ReindeerThistle
Zimmerwald Left
And not to forget there are two sides in every battle (at least). The USSR moved the bulk of their production to the east of the Urals, out of reach of the Axis ground and air forces. Supply and ordinance have a lot to do with the Soviet success.Perhaps. But Hitler also made decisions motivated by ideology that a) went against the recommendations of most of his generals and b) ended up being correct anyway. The ultimate, but by no means sole, example of this is his "stand fast" order after the Moscow campaign in 1941. Had Hitler followed along with the General Staff and let ideological concerns pass, at the very least the Wehrmacht would have yielded crucial territory for no reason and probably lost unnecessary casualties in a retreat. And it could very easily have gotten much worse, snowballing into a total Napoleonic disaster.
The focus on Hitler and Hitler's decisions is largely an artifact of German commanders' attempts to whitewash their own errors and the institutional errors of the German military after the war. Men like Manstein chose to blame Hitler for failing to allow the Wehrmacht to fulfill its true potential - and in so doing, they did their best to separate Army from Party, arguing that Germany's soldiers were largely disinterested servants of the state and the nation, not Hitler's stooges and not willing participants in the Holocaust. This portrayal is, to put it lightly, badly skewed and nauseatingly self-serving.

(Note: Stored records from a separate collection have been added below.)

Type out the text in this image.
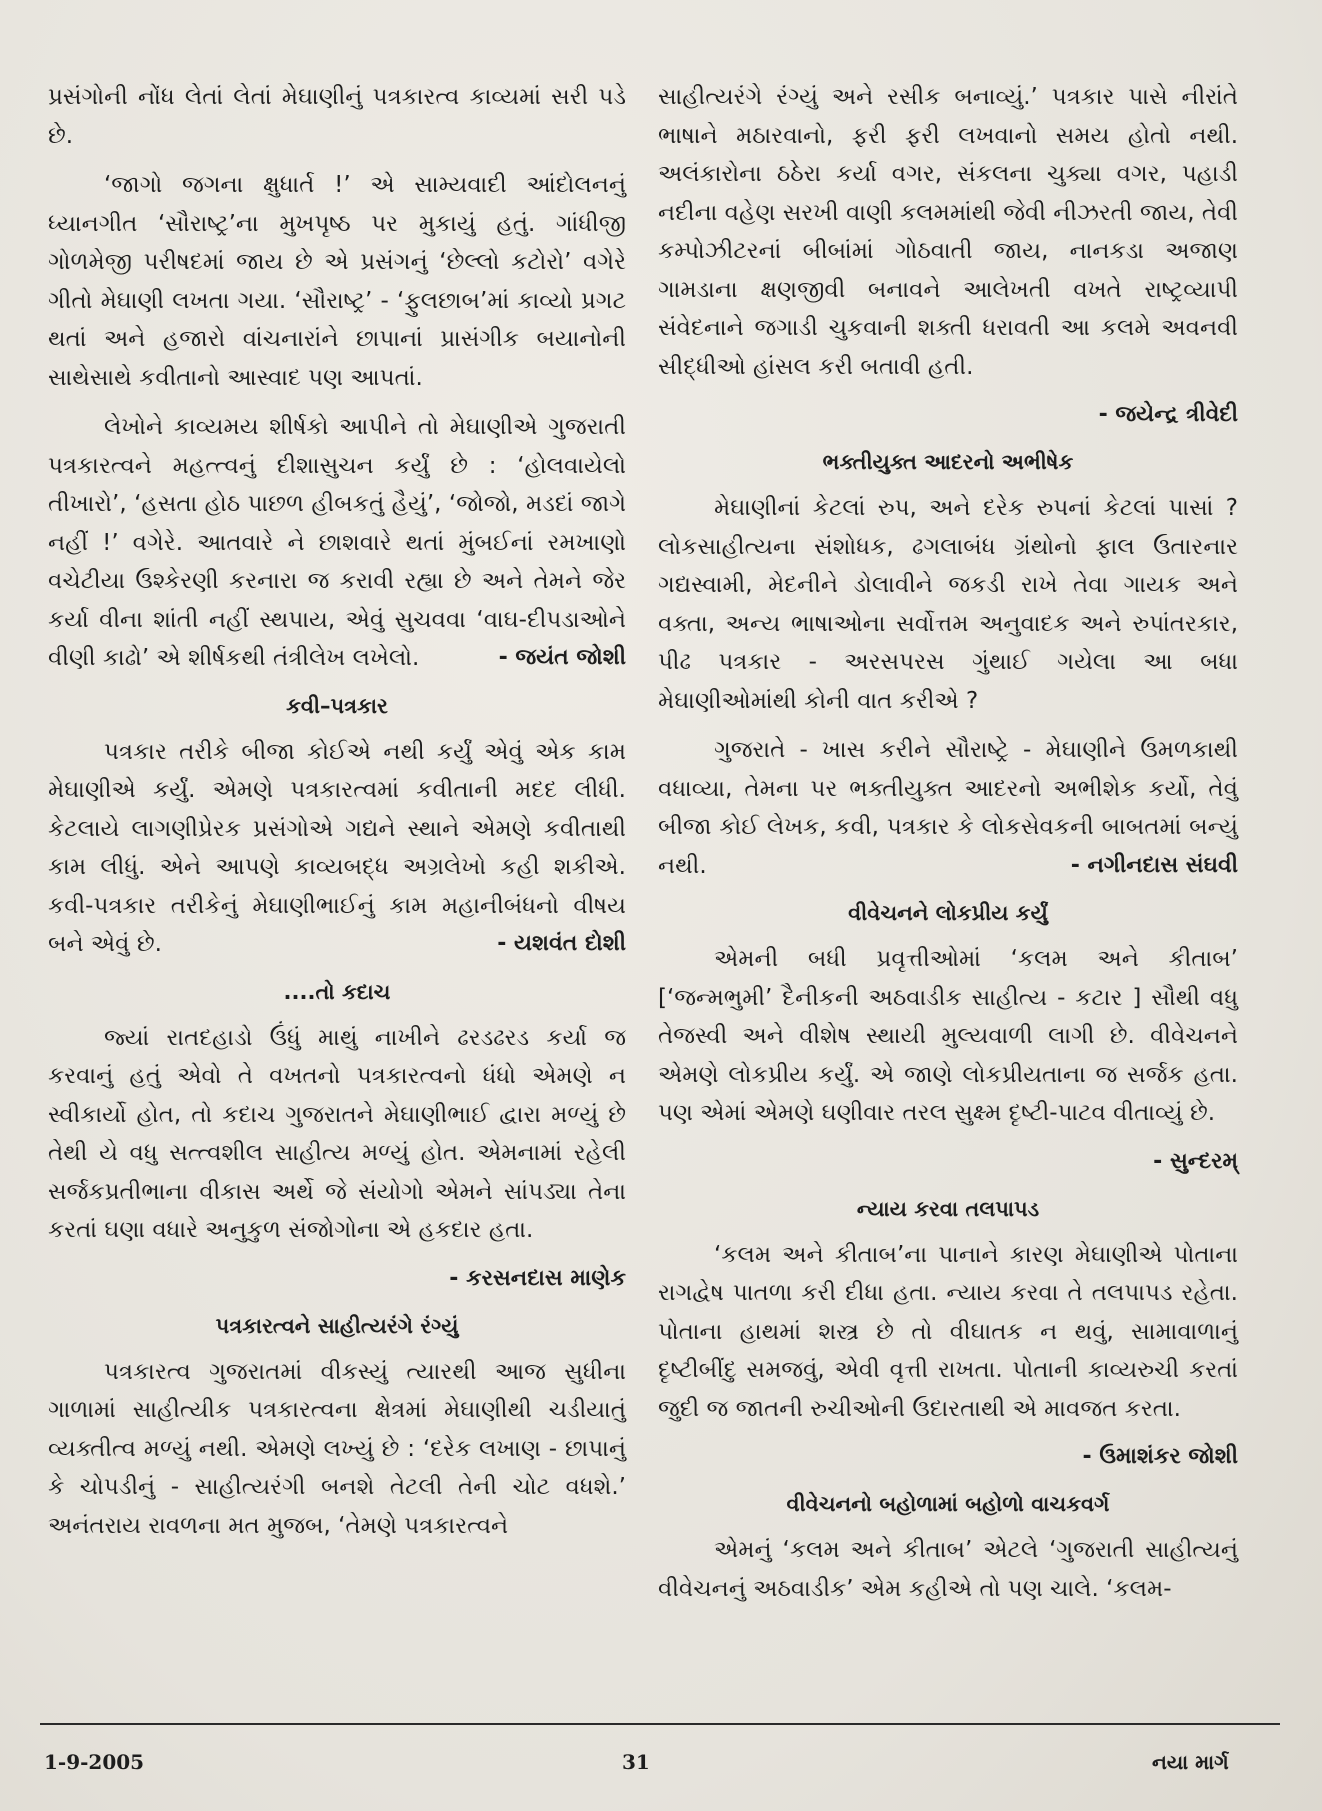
પ્રસંગોની નોંધ લેતાં લેતાં મેઘાણીનું પત્રકારત્વ કાવ્યમાં સરી પડે છે.

‘જાગો જગના ક્ષુધાર્ત !’ એ સામ્યવાદી આંદોલનનું ધ્યાનગીત ‘સૌરાષ્ટ્ર’ના મુખપૃષ્ઠ પર મુકાયું હતું. ગાંધીજી ગોળમેજી પરીષદમાં જાય છે એ પ્રસંગનું ‘છેલ્લો કટોરો’ વગેરે ગીતો મેઘાણી લખતા ગયા. ‘સૌરાષ્ટ્ર’ - ‘ફુલછાબ’માં કાવ્યો પ્રગટ થતાં અને હજારો વાંચનારાંને છાપાનાં પ્રાસંગીક બયાનોની સાથેસાથે કવીતાનો આસ્વાદ પણ આપતાં.

લેખોને કાવ્યમય શીર્ષકો આપીને તો મેઘાણીએ ગુજરાતી પત્રકારત્વને મહત્ત્વનું દીશાસુચન કર્યું છે : ‘હોલવાયેલો તીખારો’, ‘હસતા હોઠ પાછળ હીબકતું હૈયું’, ‘જોજો, મડદાં જાગે નહીં !’ વગેરે. આતવારે ને છાશવારે થતાં મુંબઈનાં રમખાણો વચેટીયા ઉશ્કેરણી કરનારા જ કરાવી રહ્યા છે અને તેમને જેર કર્યા વીના શાંતી નહીં સ્થપાય, એવું સુચવવા ‘વાઘ-દીપડાઓને વીણી કાઢો’ એ શીર્ષકથી તંત્રીલેખ લખેલો.	- જયંત જોશી

કવી–પત્રકાર

પત્રકાર તરીકે બીજા કોઈએ નથી કર્યું એવું એક કામ મેઘાણીએ કર્યું. એમણે પત્રકારત્વમાં કવીતાની મદદ લીધી. કેટલાયે લાગણીપ્રેરક પ્રસંગોએ ગદ્યને સ્થાને એમણે કવીતાથી કામ લીધું. એને આપણે કાવ્યબદ્ધ અગ્રલેખો કહી શકીએ. કવી-પત્રકાર તરીકેનું મેઘાણીભાઈનું કામ મહાનીબંધનો વીષય બને એવું છે.	- યશવંત દોશી

....તો કદાચ

જ્યાં રાતદહાડો ઉંધું માથું નાખીને ઢરડઢરડ કર્યા જ કરવાનું હતું એવો તે વખતનો પત્રકારત્વનો ધંધો એમણે ન સ્વીકાર્યો હોત, તો કદાચ ગુજરાતને મેઘાણીભાઈ દ્વારા મળ્યું છે તેથી યે વધુ સત્ત્વશીલ સાહીત્ય મળ્યું હોત. એમનામાં રહેલી સર્જકપ્રતીભાના વીકાસ અર્થે જે સંયોગો એમને સાંપડ્યા તેના કરતાં ઘણા વધારે અનુકુળ સંજોગોના એ હકદાર હતા.

- કરસનદાસ માણેક
પત્રકારત્વને સાહીત્યરંગે રંગ્યું

પત્રકારત્વ ગુજરાતમાં વીકસ્યું ત્યારથી આજ સુધીના ગાળામાં સાહીત્યીક પત્રકારત્વના ક્ષેત્રમાં મેઘાણીથી ચડીયાતું વ્યક્તીત્વ મળ્યું નથી. એમણે લખ્યું છે : ‘દરેક લખાણ - છાપાનું કે ચોપડીનું - સાહીત્યરંગી બનશે તેટલી તેની ચોટ વધશે.’ અનંતરાય રાવળના મત મુજબ, ‘તેમણે પત્રકારત્વને

સાહીત્યરંગે રંગ્યું અને રસીક બનાવ્યું.’ પત્રકાર પાસે નીરાંતે ભાષાને મઠારવાનો, ફરી ફરી લખવાનો સમય હોતો નથી. અલંકારોના ઠઠેરા કર્યા વગર, સંકલના ચુક્યા વગર, પહાડી નદીના વહેણ સરખી વાણી કલમમાંથી જેવી નીઝરતી જાય, તેવી કમ્પોઝીટરનાં બીબાંમાં ગોઠવાતી જાય, નાનકડા અજાણ ગામડાના ક્ષણજીવી બનાવને આલેખતી વખતે રાષ્ટ્રવ્યાપી સંવેદનાને જગાડી ચુકવાની શક્તી ધરાવતી આ કલમે અવનવી સીદ્ધીઓ હાંસલ કરી બતાવી હતી.

- જયેન્દ્ર ત્રીવેદી
ભક્તીયુક્ત આદરનો અભીષેક

મેઘાણીનાં કેટલાં રુપ, અને દરેક રુપનાં કેટલાં પાસાં ? લોકસાહીત્યના સંશોધક, ઢગલાબંધ ગ્રંથોનો ફાલ ઉતારનાર ગદ્યસ્વામી, મેદનીને ડોલાવીને જકડી રાખે તેવા ગાયક અને વક્તા, અન્ય ભાષાઓના સર્વોત્તમ અનુવાદક અને રુપાંતરકાર, પીઢ પત્રકાર - અરસપરસ ગુંથાઈ ગયેલા આ બધા મેઘાણીઓમાંથી કોની વાત કરીએ ?

ગુજરાતે - ખાસ કરીને સૌરાષ્ટ્રે - મેઘાણીને ઉમળકાથી વધાવ્યા, તેમના પર ભક્તીયુક્ત આદરનો અભીશેક કર્યો, તેવું બીજા કોઈ લેખક, કવી, પત્રકાર કે લોકસેવકની બાબતમાં બન્યું નથી.	- નગીનદાસ સંઘવી

વીવેચનને લોકપ્રીય કર્યું

એમની બધી પ્રવૃત્તીઓમાં ‘કલમ અને કીતાબ’ [‘જન્મભુમી’ દૈનીકની અઠવાડીક સાહીત્ય - કટાર ] સૌથી વધુ તેજસ્વી અને વીશેષ સ્થાયી મુલ્યવાળી લાગી છે. વીવેચનને એમણે લોકપ્રીય કર્યું. એ જાણે લોકપ્રીયતાના જ સર્જક હતા. પણ એમાં એમણે ઘણીવાર તરલ સુક્ષ્મ દૃષ્ટી-પાટવ વીતાવ્યું છે.

- સુન્દરમ્
ન્યાય કરવા તલપાપડ

‘કલમ અને કીતાબ’ના પાનાને કારણ મેઘાણીએ પોતાના રાગદ્વેષ પાતળા કરી દીધા હતા. ન્યાય કરવા તે તલપાપડ રહેતા. પોતાના હાથમાં શસ્ત્ર છે તો વીઘાતક ન થવું, સામાવાળાનું દૃષ્ટીબીંદુ સમજવું, એવી વૃત્તી રાખતા. પોતાની કાવ્યરુચી કરતાં જુદી જ જાતની રુચીઓની ઉદારતાથી એ માવજત કરતા.

- ઉમાશંકર જોશી
વીવેચનનો બહોળામાં બહોળો વાચકવર્ગ

એમનું ‘કલમ અને કીતાબ’ એટલે ‘ગુજરાતી સાહીત્યનું વીવેચનનું અઠવાડીક’ એમ કહીએ તો પણ ચાલે. ‘કલમ-

1-9-2005	31	નયા માર્ગ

This isn't to say that Hitler didn't make military mistakes; of course he did. So did everybody else in the German military, in more or less equal measure. It's not unreasonable to argue that Hitler's strategic errors more or less balanced out with his successes.
As for Stalin. He was a Communist. recommend Anna Louise Strong's The Stalin Era and Bruce Franklin's introduction to his Essential Stalin compilation for some basis for my view on him as a Communist.
Stalin as a son of the peasantry did not have the luxury of flowery erudition others, but he had two very important qualities: he cared and he worked.
His writings are geared toward a less "intellectual" crowd, and his lectures to the."Lenin Enrollment" are like Paul's Epistles from the Bible are Catholic study. They are a laymen's explanation of the basic tenets of Marxism-Leninism.
Stalin's contributions to the Communist cause are significant. He was a maximalist, and in so being, was very heavy-handed in.use of overdetermination.
I will debate Cheezy's characterization of Stalin as not being a "good" Communist since this is WH and not the Tavern.